Browsers to Block 3rd party cookies one day in 2023.
Don’t worry ico-man! But you may want to duck and cover… NOW!
What is this all about? What even is a third party cookie?
A cookie is “third party” when it is set by a component in a browser (like an iframe) in a domain that is different from the url of the page to which the person navigated. The biggest offender here is what we know as tracking cookies. No one wants to be tracked.
Most browsers enable you to disable third party cookies–some browsers even make this the default setting. But in about a year and half, a day will come when Google will push an update to Chrome that blocks all third party cookies. Other browser vendors will follow suit, if they haven’t done so already. And anything that relies on third party cookies will break.
Some fear the Web itself may break.
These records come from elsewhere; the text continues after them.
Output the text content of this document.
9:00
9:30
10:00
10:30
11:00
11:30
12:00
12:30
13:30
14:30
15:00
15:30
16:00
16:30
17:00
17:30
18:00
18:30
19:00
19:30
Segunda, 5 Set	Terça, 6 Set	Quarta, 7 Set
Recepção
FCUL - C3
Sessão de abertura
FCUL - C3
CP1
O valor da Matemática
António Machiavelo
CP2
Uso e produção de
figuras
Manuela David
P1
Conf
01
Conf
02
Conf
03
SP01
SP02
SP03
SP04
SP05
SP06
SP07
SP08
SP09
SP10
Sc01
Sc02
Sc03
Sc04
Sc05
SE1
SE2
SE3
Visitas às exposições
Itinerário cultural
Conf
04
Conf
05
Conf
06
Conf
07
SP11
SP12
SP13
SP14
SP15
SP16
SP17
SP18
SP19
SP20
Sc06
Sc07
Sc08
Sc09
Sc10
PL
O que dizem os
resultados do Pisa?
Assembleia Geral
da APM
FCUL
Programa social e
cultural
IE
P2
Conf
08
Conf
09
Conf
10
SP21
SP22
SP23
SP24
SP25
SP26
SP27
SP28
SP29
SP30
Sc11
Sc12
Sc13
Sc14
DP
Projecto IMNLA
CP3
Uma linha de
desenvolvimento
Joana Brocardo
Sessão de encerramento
I personally wonder what the impact will be on decades of marketing tools that provide companies with rich intelligence on who is visiting their site, and how they got there.
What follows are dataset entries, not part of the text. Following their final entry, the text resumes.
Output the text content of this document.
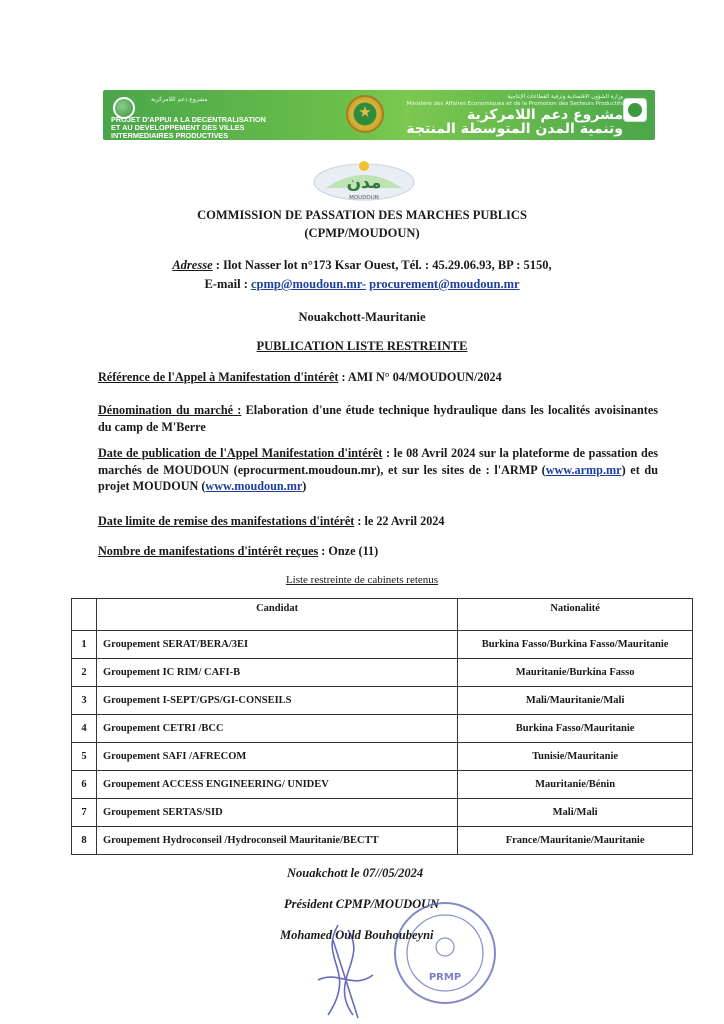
مشروع دعم اللامركزية
PROJET D'APPUI A LA DECENTRALISATION
ET AU DEVELOPPEMENT DES VILLES
INTERMEDIAIRES PRODUCTIVES
وزارة الشؤون الاقتصادية وترقية القطاعات الإنتاجية
Ministère des Affaires Economiques et de la Promotion des Secteurs Productifs
مشروع دعم اللامركزية
وتنمية المدن المتوسطة المنتجة
مدن
MOUDOUN
COMMISSION DE PASSATION DES MARCHES PUBLICS
(CPMP/MOUDOUN)
Adresse : Ilot Nasser lot n°173 Ksar Ouest, Tél. : 45.29.06.93, BP : 5150,
E-mail : cpmp@moudoun.mr- procurement@moudoun.mr
Nouakchott-Mauritanie
PUBLICATION LISTE RESTREINTE
Référence de l'Appel à Manifestation d'intérêt : AMI N° 04/MOUDOUN/2024
Dénomination du marché : Elaboration d'une étude technique hydraulique dans les localités avoisinantes du camp de M'Berre
Date de publication de l'Appel Manifestation d'intérêt : le 08 Avril 2024 sur la plateforme de passation des marchés de MOUDOUN (eprocurment.moudoun.mr), et sur les sites de : l'ARMP (www.armp.mr) et du projet MOUDOUN (www.moudoun.mr)
Date limite de remise des manifestations d'intérêt : le 22 Avril 2024
Nombre de manifestations d'intérêt reçues : Onze (11)
Liste restreinte de cabinets retenus
	Candidat	Nationalité
1	Groupement SERAT/BERA/3EI	Burkina Fasso/Burkina Fasso/Mauritanie
2	Groupement IC RIM/ CAFI-B	Mauritanie/Burkina Fasso
3	Groupement I-SEPT/GPS/GI-CONSEILS	Mali/Mauritanie/Mali
4	Groupement CETRI /BCC	Burkina Fasso/Mauritanie
5	Groupement SAFI /AFRECOM	Tunisie/Mauritanie
6	Groupement ACCESS ENGINEERING/ UNIDEV	Mauritanie/Bénin
7	Groupement SERTAS/SID	Mali/Mali
8	Groupement Hydroconseil /Hydroconseil Mauritanie/BECTT	France/Mauritanie/Mauritanie
Nouakchott le 07//05/2024
Président CPMP/MOUDOUN
PRMP
Mohamed Ould Bouhoubeyni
But blocking third party cookies will also impact some of the good guys. “Federated login” (e.g. enterprise and social login) relies on third party cookies to enable the one federated logout mechanism that occasionally works: OpenID Front-Channel Logout? When 3PCD happens, this will no longer work.
The good news for the good guys–federated identity providers–is that Google has got your back. They run a little IDP themselves, so they understand the advantages of federated digital identity. In this video, Sam Goto, a software engineer from Google, provides an overview of the Chrome team’s work to introduce a new API into Chrome specifically designed to support federated IDP use cases. Sam has also published a W3C draft community group report, called Federated Credential Management API. Here is the abstract:
This specification defines a set of high-level APIs that enables users to continue to use Identity Providers to authenticate to Relying Partys without incurring into Unsanctioned Web Tracking. It accomplishes that by exposing the explicit user controls needed to manage the lifecycle of their federated accounts.
This is a screenshot from the video which shows some of the interfaces, and how the browser (i.e. the “User Agent”) will mediate between federated IDP’s and RP’s.
Another interesting way to consider the WebCM API is with regard to the relationship between the User, Account (on the RP) and the Session (in the Browser):
Will WebCM finally fix logout? Or maybe, is WebCM a part of a solution to logout that connects to the work being undertaken by the Security Event WG? It’s hard to know the answer to this question, but at least we’re not just sticking our heads in the sand anymore and hoping that logout will fix itself.
With good communication, and time for IDP vendors (e.g. Gluu) to support these new features, the Web won’t break! In other words, Super-Google-Man, Sam Goto, will save us! Go Sam!